We are running the latest RHEL 8.7 which includes sss version 2.7.3-4.el8_7.3 and noticed some odd behavior. sss seems to ignore leading @ characters when looking up a username. For example:

# getent passwd '@cpp.a'
cpp.a:x:1000:1000:CPP admin service account:/home/cpp.a:/bin/bash

The username is 'cpp.a', not '@cpp.a'. It doesn't seem to matter how many @ signs there are:

# getent passwd '@@@@@@@@@@@@@@@@@@@@@@@@@@@@@@@@@@@@@@@cpp.a'
cpp.a:x:1000:1000:CPP admin service account:/home/cpp.a:/bin/bash

This is a local account on the system, with the default sssd configuration, there is nothing explicitly set:

# find /etc/sssd
/etc/sssd
/etc/sssd/conf.d
/etc/sssd/pki

If I update nsswitch.conf to remove sss from the passwd line this behavior goes away.
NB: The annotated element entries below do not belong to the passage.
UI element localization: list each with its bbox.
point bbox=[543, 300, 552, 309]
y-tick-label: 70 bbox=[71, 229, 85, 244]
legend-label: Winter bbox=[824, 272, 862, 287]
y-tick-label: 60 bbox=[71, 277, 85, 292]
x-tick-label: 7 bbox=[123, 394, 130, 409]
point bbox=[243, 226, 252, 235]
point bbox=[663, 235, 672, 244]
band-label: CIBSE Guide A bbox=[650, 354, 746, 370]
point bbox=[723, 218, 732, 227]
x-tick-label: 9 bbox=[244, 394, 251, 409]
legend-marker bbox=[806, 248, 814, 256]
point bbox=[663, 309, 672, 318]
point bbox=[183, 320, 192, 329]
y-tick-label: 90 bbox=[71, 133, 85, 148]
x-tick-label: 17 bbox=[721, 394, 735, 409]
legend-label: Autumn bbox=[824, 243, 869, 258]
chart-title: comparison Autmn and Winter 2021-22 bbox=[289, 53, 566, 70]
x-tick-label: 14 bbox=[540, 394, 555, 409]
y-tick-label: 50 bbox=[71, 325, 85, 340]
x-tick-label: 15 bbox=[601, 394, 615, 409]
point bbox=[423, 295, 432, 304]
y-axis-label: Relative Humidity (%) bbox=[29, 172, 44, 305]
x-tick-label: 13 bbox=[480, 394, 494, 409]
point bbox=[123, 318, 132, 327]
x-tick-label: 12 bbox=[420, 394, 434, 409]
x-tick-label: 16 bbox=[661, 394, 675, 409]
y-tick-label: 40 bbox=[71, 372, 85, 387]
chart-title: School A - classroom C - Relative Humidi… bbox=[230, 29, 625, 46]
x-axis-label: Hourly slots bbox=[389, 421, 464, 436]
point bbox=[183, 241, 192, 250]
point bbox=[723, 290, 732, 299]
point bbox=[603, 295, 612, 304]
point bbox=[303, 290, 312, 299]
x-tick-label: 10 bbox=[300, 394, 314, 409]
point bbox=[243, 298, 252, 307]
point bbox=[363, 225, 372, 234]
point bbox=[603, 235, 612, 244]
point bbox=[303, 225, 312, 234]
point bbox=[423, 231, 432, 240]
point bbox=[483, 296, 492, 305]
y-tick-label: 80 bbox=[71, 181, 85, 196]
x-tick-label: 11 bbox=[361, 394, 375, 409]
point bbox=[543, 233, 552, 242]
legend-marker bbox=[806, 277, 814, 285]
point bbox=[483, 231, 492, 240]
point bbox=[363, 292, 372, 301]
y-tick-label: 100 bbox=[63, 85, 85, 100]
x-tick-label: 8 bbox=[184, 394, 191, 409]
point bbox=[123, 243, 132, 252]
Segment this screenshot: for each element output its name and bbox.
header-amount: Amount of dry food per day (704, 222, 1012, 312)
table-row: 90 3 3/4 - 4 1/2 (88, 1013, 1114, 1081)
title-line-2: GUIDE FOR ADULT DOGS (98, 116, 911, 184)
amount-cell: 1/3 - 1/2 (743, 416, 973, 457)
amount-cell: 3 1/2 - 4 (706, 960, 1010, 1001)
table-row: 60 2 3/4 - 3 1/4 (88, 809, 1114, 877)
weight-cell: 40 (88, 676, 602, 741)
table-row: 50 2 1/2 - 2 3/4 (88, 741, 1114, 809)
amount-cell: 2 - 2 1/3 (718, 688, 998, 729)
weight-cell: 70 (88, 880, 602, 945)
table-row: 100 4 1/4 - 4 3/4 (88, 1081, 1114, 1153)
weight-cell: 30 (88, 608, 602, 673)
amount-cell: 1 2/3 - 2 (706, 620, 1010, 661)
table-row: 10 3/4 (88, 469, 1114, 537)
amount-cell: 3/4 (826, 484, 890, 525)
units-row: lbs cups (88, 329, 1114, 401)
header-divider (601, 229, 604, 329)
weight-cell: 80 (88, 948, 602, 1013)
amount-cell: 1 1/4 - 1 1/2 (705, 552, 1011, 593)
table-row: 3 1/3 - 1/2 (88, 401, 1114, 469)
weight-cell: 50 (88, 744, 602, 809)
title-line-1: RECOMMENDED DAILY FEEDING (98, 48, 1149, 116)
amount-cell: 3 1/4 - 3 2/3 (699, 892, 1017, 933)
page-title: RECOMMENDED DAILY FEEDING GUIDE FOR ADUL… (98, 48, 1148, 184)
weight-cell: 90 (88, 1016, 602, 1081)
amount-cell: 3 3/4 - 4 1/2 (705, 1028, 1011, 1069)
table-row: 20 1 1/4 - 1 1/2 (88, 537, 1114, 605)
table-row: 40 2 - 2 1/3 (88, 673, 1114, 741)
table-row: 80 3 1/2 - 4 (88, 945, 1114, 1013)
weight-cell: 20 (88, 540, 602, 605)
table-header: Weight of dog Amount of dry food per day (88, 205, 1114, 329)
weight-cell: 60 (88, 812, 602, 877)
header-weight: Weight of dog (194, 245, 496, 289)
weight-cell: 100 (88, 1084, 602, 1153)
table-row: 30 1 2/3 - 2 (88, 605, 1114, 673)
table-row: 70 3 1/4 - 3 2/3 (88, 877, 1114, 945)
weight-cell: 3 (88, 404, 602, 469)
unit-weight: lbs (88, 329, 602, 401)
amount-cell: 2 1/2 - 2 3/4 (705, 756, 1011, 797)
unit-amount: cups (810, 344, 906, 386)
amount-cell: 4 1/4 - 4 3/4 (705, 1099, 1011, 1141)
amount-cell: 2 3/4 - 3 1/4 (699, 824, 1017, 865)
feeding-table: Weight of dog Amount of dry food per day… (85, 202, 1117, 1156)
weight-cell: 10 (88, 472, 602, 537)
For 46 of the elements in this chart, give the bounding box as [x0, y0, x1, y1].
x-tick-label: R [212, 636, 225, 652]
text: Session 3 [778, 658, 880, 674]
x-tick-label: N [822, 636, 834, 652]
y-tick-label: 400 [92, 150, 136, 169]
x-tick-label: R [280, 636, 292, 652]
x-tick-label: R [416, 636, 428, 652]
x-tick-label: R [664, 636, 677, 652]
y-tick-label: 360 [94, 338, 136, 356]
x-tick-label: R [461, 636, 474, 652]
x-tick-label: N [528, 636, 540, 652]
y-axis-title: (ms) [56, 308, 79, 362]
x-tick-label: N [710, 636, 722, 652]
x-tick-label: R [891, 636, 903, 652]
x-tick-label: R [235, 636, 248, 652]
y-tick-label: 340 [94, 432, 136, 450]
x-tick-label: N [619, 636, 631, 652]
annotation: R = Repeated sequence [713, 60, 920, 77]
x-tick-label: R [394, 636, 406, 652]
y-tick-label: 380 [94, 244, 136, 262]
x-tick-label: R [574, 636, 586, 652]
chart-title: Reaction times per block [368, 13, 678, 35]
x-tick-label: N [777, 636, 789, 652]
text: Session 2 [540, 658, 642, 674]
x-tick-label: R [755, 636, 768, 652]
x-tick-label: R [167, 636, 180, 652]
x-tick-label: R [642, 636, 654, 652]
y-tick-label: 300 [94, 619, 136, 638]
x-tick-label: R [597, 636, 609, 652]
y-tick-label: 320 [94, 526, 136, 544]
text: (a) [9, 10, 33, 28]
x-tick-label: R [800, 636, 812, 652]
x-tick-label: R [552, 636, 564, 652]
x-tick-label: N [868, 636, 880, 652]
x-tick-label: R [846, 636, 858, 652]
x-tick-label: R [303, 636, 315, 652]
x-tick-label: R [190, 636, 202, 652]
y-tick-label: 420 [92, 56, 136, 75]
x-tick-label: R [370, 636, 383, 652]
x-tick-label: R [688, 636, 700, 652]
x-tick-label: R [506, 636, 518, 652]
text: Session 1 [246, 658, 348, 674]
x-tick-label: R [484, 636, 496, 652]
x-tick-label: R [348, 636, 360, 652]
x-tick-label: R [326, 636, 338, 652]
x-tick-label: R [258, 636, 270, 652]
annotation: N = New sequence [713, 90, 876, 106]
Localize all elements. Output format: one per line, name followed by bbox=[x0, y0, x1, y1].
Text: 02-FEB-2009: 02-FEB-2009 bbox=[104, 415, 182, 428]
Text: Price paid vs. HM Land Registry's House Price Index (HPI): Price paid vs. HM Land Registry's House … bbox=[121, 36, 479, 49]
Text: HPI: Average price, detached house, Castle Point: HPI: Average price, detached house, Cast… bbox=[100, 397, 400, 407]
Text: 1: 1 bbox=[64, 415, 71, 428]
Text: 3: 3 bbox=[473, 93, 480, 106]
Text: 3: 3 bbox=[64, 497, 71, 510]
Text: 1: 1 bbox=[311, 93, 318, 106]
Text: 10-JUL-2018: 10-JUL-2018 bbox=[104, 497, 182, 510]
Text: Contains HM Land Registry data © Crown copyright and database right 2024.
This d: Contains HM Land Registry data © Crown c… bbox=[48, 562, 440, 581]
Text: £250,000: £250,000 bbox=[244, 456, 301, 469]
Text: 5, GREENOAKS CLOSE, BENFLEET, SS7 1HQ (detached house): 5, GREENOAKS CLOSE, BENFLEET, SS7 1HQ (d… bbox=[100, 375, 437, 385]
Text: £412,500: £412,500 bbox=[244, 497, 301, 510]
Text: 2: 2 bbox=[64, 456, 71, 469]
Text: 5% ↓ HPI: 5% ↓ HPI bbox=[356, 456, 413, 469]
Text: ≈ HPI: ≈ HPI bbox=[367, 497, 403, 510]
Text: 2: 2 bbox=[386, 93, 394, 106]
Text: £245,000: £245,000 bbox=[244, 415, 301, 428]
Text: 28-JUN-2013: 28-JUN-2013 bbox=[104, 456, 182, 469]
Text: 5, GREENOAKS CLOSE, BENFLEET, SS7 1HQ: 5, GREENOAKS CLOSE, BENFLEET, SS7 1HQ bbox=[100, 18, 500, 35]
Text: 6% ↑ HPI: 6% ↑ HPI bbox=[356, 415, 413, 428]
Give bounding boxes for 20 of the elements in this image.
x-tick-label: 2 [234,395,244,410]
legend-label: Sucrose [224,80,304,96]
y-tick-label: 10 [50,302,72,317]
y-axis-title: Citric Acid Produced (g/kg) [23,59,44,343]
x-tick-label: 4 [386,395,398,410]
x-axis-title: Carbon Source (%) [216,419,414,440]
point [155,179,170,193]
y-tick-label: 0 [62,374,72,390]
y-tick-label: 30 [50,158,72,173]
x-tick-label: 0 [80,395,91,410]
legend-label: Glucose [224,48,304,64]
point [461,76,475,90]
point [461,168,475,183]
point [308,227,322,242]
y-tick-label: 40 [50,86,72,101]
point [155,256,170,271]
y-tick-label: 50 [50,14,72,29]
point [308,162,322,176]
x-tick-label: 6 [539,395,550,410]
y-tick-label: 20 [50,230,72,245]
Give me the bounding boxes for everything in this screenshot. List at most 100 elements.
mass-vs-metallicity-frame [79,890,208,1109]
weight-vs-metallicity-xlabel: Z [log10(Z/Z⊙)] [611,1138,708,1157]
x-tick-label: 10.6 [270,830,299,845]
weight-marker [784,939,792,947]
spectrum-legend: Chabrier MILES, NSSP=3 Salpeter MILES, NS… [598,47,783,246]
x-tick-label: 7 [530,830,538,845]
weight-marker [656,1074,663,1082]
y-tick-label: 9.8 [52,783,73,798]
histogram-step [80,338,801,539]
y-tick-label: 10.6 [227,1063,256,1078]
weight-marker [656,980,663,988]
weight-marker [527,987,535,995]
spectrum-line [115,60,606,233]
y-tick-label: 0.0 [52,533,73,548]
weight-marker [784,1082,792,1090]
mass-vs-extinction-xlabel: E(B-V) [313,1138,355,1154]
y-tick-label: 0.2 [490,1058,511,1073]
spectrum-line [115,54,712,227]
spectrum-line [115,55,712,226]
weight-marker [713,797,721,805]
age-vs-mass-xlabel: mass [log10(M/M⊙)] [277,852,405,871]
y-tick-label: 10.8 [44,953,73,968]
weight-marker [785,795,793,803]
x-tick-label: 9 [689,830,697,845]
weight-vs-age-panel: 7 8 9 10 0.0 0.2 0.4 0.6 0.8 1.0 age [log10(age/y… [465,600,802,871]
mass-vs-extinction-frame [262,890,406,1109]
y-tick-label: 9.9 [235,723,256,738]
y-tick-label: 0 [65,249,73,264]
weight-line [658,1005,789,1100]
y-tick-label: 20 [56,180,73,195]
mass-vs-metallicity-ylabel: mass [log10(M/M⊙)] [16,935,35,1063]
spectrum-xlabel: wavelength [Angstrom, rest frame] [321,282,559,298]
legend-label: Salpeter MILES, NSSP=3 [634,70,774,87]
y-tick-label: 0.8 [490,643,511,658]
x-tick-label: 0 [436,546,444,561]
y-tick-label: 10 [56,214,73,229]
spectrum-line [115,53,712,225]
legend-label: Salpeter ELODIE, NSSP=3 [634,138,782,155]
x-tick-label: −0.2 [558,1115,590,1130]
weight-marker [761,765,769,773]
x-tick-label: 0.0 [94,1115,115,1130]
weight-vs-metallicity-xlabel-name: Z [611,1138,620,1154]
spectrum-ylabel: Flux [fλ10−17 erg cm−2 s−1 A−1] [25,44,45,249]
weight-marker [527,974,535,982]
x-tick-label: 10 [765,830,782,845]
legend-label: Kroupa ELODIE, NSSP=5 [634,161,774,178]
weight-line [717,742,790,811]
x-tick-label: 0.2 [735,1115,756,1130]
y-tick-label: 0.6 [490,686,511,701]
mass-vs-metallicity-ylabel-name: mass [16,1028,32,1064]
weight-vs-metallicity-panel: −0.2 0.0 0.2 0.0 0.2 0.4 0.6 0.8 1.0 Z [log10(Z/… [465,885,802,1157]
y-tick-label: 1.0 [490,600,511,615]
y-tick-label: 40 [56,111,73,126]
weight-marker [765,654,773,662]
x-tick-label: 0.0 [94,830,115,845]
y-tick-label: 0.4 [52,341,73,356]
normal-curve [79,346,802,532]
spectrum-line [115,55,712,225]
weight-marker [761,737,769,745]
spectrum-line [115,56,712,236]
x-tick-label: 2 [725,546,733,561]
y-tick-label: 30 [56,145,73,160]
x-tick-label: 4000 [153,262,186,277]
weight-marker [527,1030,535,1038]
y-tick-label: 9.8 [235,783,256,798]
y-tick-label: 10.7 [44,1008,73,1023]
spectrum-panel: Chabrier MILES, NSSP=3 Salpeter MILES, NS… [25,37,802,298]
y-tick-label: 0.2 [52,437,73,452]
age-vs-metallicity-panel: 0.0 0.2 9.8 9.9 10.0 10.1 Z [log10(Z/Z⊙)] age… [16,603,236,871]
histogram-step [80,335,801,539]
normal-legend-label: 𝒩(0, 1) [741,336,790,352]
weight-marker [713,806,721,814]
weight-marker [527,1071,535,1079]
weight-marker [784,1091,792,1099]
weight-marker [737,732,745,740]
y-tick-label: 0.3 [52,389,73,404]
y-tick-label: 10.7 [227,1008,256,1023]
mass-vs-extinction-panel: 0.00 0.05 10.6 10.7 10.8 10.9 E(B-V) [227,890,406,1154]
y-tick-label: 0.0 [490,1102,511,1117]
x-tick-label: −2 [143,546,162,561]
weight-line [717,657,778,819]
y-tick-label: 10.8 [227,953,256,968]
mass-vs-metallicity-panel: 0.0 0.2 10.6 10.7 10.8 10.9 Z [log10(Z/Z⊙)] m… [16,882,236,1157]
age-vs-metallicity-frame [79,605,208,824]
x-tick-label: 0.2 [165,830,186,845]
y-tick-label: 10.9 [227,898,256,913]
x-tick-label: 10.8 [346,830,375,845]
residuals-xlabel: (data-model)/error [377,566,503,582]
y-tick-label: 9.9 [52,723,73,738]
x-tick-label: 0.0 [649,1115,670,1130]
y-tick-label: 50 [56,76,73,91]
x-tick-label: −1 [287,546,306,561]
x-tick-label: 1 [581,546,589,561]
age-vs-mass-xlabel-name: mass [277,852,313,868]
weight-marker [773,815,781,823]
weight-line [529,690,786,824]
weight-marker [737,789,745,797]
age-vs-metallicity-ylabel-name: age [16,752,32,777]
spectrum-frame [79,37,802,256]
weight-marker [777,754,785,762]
The same behavior occurs on other systems that are integrated with our LDAP and kerberos systems. When logging in, not only is this invalid username successfully authenticated, it is passed to other pam modules:

Mar 16 12:35:46 login-dev-01 sshd[3782209]: Skipped Duo login for '@@@@@@@henson' from 10.104.223.249: Allowing unknown user

This is allowing a bypass of our security policies, in this case, a user who should have been forced to do MFA was able to login without it because the name passed to the other modules by the login stack was not the real username which ended up being logged in.

Is this a bug? A configuration issue? I opened a support ticket with Red Hat but as have not as yet received a resolution. I wouldn't think this would be intended behavior out-of-the-box.